Bu bağlamda, CHP tarafından son yıllarda yapılan (7 Eylül 2017, 18 Ocak 2020, 27 Kasım 2021) eğitim çalıştayları incelendiğinde karşımıza çıkan sorunlar şöyle özetlenebilir:
1. Yapılan eğitim çalıştayları 'periyodik/ belli aralıklarla yenilenen, dönemsel değildir.'
2. Çalıştaylar 'sistematik/ dizgeli değildir.' Alınan kararlar birbirini tamamlamıyor.
3. Yapılan çalıştayların 'tüzel/ yönetsel dayanakları yetersizdir.' Çalıştay yapma kararları daha çok 'kişisel iradeye dayalı' olarak alınmaktadır.
4. Çalıştaylara katılanların (çağrılanların) ölçütleri nesnel ve ölçülebilir değildir.
5. Çalıştayların medyatik yönü öne çıkmakta, içerik ise dosyalarda ve basılan kitapçıklarda kapalı kalmaktadır…
Bu ve benzeri tespitlerden çıkarılacak geleceğe yönelik önermeler şunlar olabilir:
* 'CHP Eğitim Politikaları Platformu Yönetmeliği' çıkarılmalıdır.
* Çıkarılacak yönetmelikte yapılacak eğitim çalıştaylarının 'zaman, kapsam, katılım koşulları…' gibi ayrıntılar somutlaştırılmalıdır.
* CHP Parti İçi Eğitim (PİE) çalışmalarının kurumsallığı korunmalı, geliştirilmeli ve işlevsellik kazandırılmalıdır.
Ülkemizdeki 'eğitim sendikalarının ve diğer eğitim örgütlerinin kurumlaşma sorunu' da benzer boyutlarda sürmektedir.

'EĞİTİM' İŞİNİ EN İYİ KİM BİLİR?...
Bugünkü konumuzu bir anı ile bağlamak istiyorum.
1988 yılında EĞİT- DER'in ilk kurulduğu aylardı… Benim de TODAİE'de Kamu Yönetimi Uzmanlık Eğitimi nedeniyle sürekli Ankara'da kaldığım dönemlerdi. Eğitim çalışmaları dışındaki zamanımın çoğunu Ankara Ataç Sokaktaki EĞİT- DER Genel Merkezinde geçiriyordum…
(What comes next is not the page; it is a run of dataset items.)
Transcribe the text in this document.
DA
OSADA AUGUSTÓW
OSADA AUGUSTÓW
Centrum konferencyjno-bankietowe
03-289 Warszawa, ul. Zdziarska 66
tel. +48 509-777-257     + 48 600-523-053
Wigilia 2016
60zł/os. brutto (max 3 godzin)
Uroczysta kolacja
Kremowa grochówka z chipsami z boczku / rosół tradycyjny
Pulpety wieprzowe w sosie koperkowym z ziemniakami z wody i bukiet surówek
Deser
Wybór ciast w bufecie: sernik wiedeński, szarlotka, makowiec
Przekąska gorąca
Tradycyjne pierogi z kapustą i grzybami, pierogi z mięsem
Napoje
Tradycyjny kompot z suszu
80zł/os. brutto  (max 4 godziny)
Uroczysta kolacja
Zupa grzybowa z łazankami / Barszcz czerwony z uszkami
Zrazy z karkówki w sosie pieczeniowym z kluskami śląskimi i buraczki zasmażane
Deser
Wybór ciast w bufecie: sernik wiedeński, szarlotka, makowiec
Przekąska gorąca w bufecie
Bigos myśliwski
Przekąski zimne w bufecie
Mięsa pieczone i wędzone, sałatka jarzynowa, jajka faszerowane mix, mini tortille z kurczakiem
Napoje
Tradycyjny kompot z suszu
Bir gün, İsveç Öğretmenler Sendikası'ndan bir ekip EĞİT- DER'i ziyarete geldi ve Genel Başkanımız Ali Bozkurt'un isteğiyle görüşmeyi ben de izledim. Konuk Sendika Başkanı yaptıkları çalışmalar hakkında bilgi veriyor biz de tercüman aracılığıyla anlattıklarını hayranlıkla dinliyorduk… İsveçli Başkan bir ara şöyle bir cümle kullandı:
  • 'İsveç'te eğitim politikalarını sendikamız belirler. Ürettiğimiz projeleri siyasal partiler sunarız, onlar da uygular…'
Bu cümle üzerine Ali Bozkurt abimiz şaşkınlıkla sordu:
  • 'Nasıl yani, hepsini mi uygularlar?...'
Tercümanın aktarmasından sonra bu kez İsveçli Başkan şaşkınlıkla yanıt verdi:
  • 'Neden uygulamasınlar, İsveç'te eğitim işini sendikamızdan daha iyi bilen yok ki?...'
*****
Yıllardan beri bu anı benim belleğimde öyle sık canlanıyor ki…
Bence bugün ülkemizde eğitim sorununun iki boyutu var:
Birincisi, eğitim işkolunda çalışanların ve emeklilerin 'birlikte, kaliteli, katılımlı, kitlesel demokratik eğitim örgütleri oluşturamamaları…'
İkincisi, çalışanların örgütlenme özgürlüğünün önünü açmayan siyasal partilerin, 'eğitim örgütlerini 'yandaş örgüt' gibi kullanmaları…'
Biliyoruz ki bilimin ve demokrasinin yol göstericiliği bu iki sorunu da aşacaktır.